Dave Teixeira, a spokesman for the children’s family, said on social platform X that Schoenborn’s new name is Ken John Johnson. B.C. Vital Statistics released the name change certificate to Teixeira because he’s an “interested party.”

“This bill will prevent convicted criminals and individuals who have committed offences causing serious harm to others from evading accountability and avoiding the negative consequences of their actions by legally changing their names,” said Dix as he introduced Bill 26, the Name Amendment Act, for a first reading.

Currently, anyone can seek to have their name legally changed under the Name Act, including people who have committed offences that cause serious harm to others.

“Allowing these individuals to hide their identity through a name change is extremely troubling to victims and their families and can result in safety concerns for members of the public,” said Dix.

The bill will amend the Name Act so a person who has been convicted of a certain offence, declared to be a dangerous or long-term offender, or found not criminally responsible for an offence due to a mental disorder will be prohibited from making a legal name change.

Dix, in an interview, said those serious crimes will include murder, sexual assault and sexual crimes against children.
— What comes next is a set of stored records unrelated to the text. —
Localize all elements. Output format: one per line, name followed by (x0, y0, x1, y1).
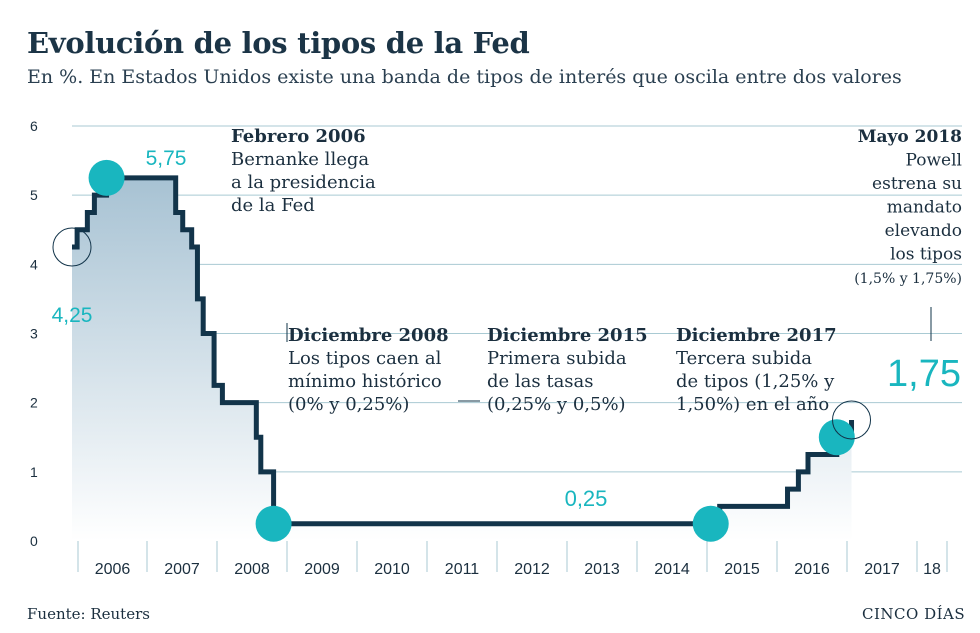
annotation-title: Febrero 2006 (231, 126, 366, 147)
rate-area-fill (72, 177, 852, 541)
y-tick-label: 6 (30, 118, 38, 134)
value-label: 4,25 (52, 304, 93, 327)
x-tick-label: 18 (923, 561, 941, 578)
annotation-line: de la Fed (231, 195, 315, 216)
annotation-title: Mayo 2018 (858, 127, 962, 147)
chart-subtitle: En %. En Estados Unidos existe una banda… (27, 66, 902, 88)
source-note: Fuente: Reuters (27, 605, 150, 623)
annotation-line: Primera subida (487, 348, 627, 369)
annotation-line: de las tasas (487, 371, 594, 392)
annotation-title: Diciembre 2008 (288, 325, 449, 346)
brand-label: CINCO DÍAS (862, 605, 966, 623)
value-label: 0,25 (565, 486, 608, 511)
y-tick-label: 2 (30, 395, 38, 411)
y-tick-label: 1 (30, 464, 38, 480)
x-tick-label: 2009 (304, 561, 340, 578)
annotation-line: (0,25% y 0,5%) (487, 394, 626, 415)
annotation-line: mandato (887, 198, 962, 218)
y-tick-label: 4 (30, 256, 38, 272)
annotation-line: de tipos (1,25% y (676, 371, 835, 392)
annotation-line: elevando (885, 221, 962, 241)
highlight-marker-diciembre-2017 (818, 419, 855, 456)
x-tick-label: 2006 (95, 561, 131, 578)
annotation-line: (1,5% y 1,75%) (854, 271, 962, 287)
chart-title: Evolución de los tipos de la Fed (27, 26, 530, 60)
annotation-line: Bernanke llega (231, 149, 369, 170)
y-tick-label: 0 (30, 533, 38, 549)
value-label: 5,75 (146, 147, 187, 170)
highlight-marker-febrero-2006 (88, 159, 125, 196)
x-tick-label: 2011 (445, 561, 480, 578)
annotation-line: 1,50%) en el año (676, 394, 829, 415)
x-tick-label: 2008 (234, 561, 270, 578)
x-tick-label: 2014 (654, 561, 690, 578)
x-tick-label: 2016 (794, 561, 830, 578)
x-tick-label: 2010 (374, 561, 410, 578)
x-tick-label: 2012 (514, 561, 550, 578)
x-tick-label: 2013 (584, 561, 620, 578)
y-tick-label: 5 (30, 187, 38, 203)
y-tick-label: 3 (30, 326, 38, 342)
annotation-line: estrena su (872, 174, 962, 194)
annotation-line: a la presidencia (231, 172, 376, 193)
annotation-title: Diciembre 2017 (676, 325, 837, 346)
annotation-line: los tipos (890, 245, 962, 265)
x-tick-label: 2015 (724, 561, 760, 578)
annotation-line: Los tipos caen al (288, 348, 442, 369)
annotation-line: (0% y 0,25%) (288, 394, 409, 415)
annotation-line: Powell (906, 151, 962, 171)
annotation-title: Diciembre 2015 (487, 325, 648, 346)
annotation-line: mínimo histórico (288, 371, 442, 392)
highlight-marker-inicio-4-25 (52, 227, 92, 267)
highlight-marker-diciembre-2015 (692, 505, 729, 542)
highlight-marker-diciembre-2008 (255, 505, 292, 542)
x-tick-label: 2007 (164, 561, 200, 578)
x-tick-label: 2017 (864, 561, 900, 578)
annotation-line: Tercera subida (676, 348, 812, 369)
highlight-marker-mayo-2018 (832, 400, 872, 440)
value-label: 1,75 (887, 353, 961, 395)
annotation-mayo-2018: Mayo 2018 Powell estrena su mandato elevando… (854, 127, 962, 287)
He noted the focus is on the offence, not the conviction, “so it will not only include those convicted but those not guilty by reason of a mental disorder.”

A woman who survived domestic violence, for example, would still have the right to legally change her name.

The first reading of Bill 26 was passed Monday and “we expect it to pass this week” as the legislature session ends on Thursday, said Dix.

B.C. Premier David Eby pledged last month to re-examine the rules after it was revealed Schoenborn was trying to keep his new name from being publicized in future legal proceedings.

“Nobody should be able to evade accountability for their criminal activity by changing their name in this province and that includes Mr. Schoenborn, and anybody else,” Eby told media. “When you engage in a heinous act it shouldn’t be avoided by simply changing your name.”

Eby had earlier said it was B.C.’s Deregulation Statutes Amendment Act introduced by BC United Leader Kevin Falcon in 2002 that allowed name changes to be made in 2011 without being made public. Before that, changes would be published in the B.C. Gazette.

Falcon fired back that it was the current government that allowed Schoenborn to change his name. The party said Vital Statistics still has authority to deny a name change sought for improper or objectionable use.

Last month, Falcon introduced a near identical private member’s bill to prevent dangerous offenders from legally changing their names.

BC United said it was glad to see the government close the loophole.

The name-change prohibition will apply to adult offenders — those 18 and older — as well as to young offenders who are convicted of prescribed offences and sentenced as adults.

Under the amended law, the Vital Statistics Agency will be able to request, receive and review the results of criminal record checks for applicants who seek to change their names.

The amendment would not apply retroactively to those who have already changed their names.

Ellard, who was convicted of drowning Reena Virk in the Gorge Waterway in November 1997, changed her name to Kerry Marie Sim and is on day parole. Vince Li, who was found not criminally responsible after he beheaded Tim McLean on a Greyhound bus in 2008 and was released in 2017, changed his name to Will Baker.